If you use a Nexus 5, we got a QUAD A15 CPU cranking at 2.3G speed per CPU. Renderscript pushes CPUs and GPUs to their highest clock speed. So on this device, I would expect the power consumption of RS code based on CPU/Neon or just CPU to be highest depending on the type of operations you are doing and then followed by the RS GPU code. So bottomline, on power consumption, the type of device you are using matters a lot due to the differences in SOCs they use. In the latest generation of SOCs that are out there, I expect CPUs/Neon to be more power hungry then GPU.

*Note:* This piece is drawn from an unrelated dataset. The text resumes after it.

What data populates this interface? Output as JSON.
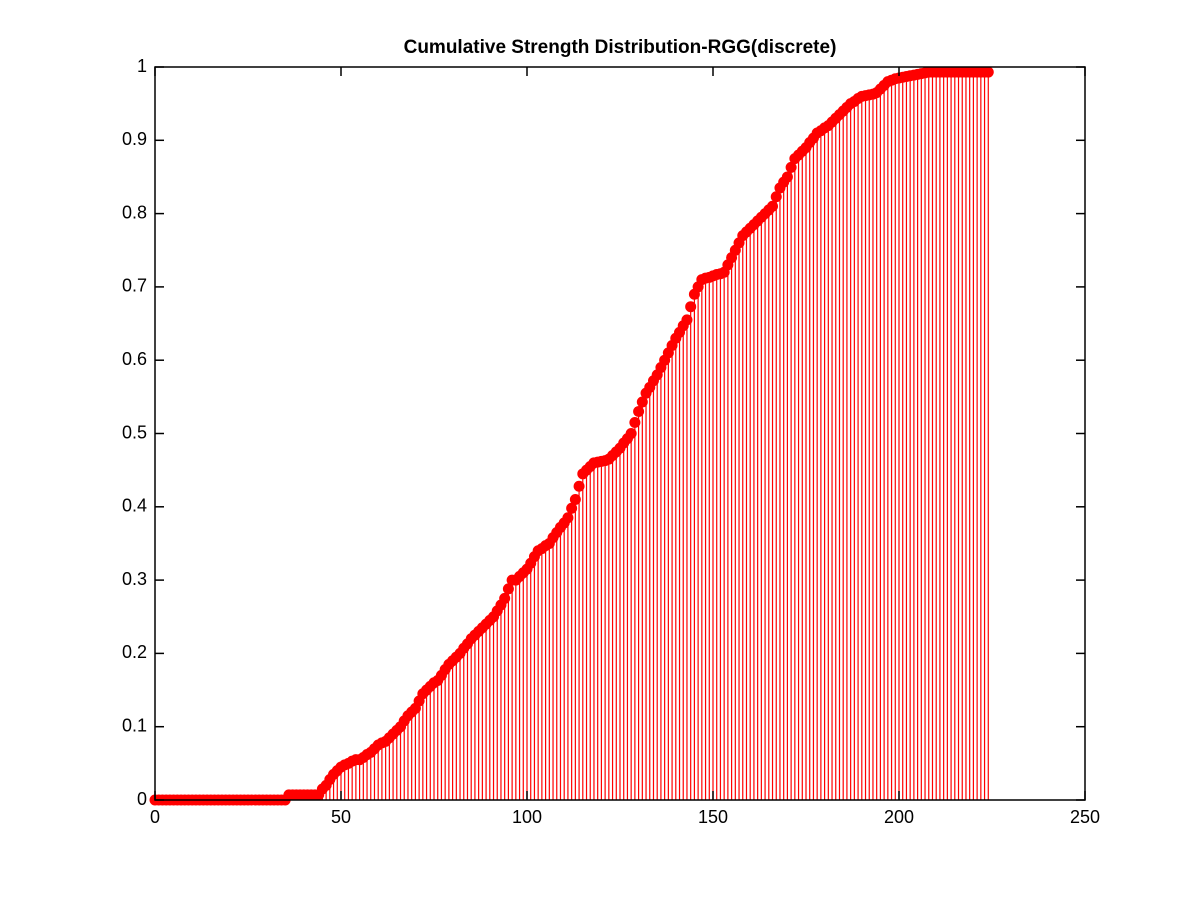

RS will push the CPU/GPU clock frequency to the highest possible speed. So I am not sure if one could do meaningful power optimizations here. Even if they do, those power savings will be miniscule compared to the power consumed by CPUS/GPU at their top speed.

This power consumption is such a huge problem on mobile devices, you would probably be fine from power consumption angle with your filters for processing a few frames in computational imaging space. But the moment one does renderscript in real video processing, the device gets heated up so quickly even for lower video resolutions, and then the OS system thermal managers come into play. These thermal managers reduce the overall CPU speeds, causing unreliable performance with CPU renderscript.

Responses to comments

Frequency alone is not the cause of power consumption. It is the combination of frequency and voltage. For instance, GPU running at say 200 Mhz at 1.25V, and 550 Mhz at 1.25V will likely consume the same power. Depending on how power domains are designed in the system, something like 0.9V should be enough for 200Mhz and system should in theory transision GPU power domain to a lower voltage when frequency comes down. But various SOCs have various issues so one cannot guarantee a consistent voltage and frequency transition. This could be one reason behind why GPU power could be high even for nominal loads.

So for whatever, complexities, if you are holding GPU Voltage at say something like 1.25V@600 MHz, you power consumption will be pretty high and comparable to to that of CPUs cranking at 2G@1.25V...

I tested Neon intrinsic - 5X5 convolve and they are pretty fast (3x-5x) compared to not using CPUs for the same task. Neon hardware is usually in the same power domain as CPUs (aka MPU power domain). So all CPUs are held at the voltage/frequency even when Neon hardware is working. Since Neon performs faster for the given task than CPU, I wouldn't be surprised if it consumes more power relatively than the CPU for that task. Something has to give if you are getting faster performance - it is obviously power.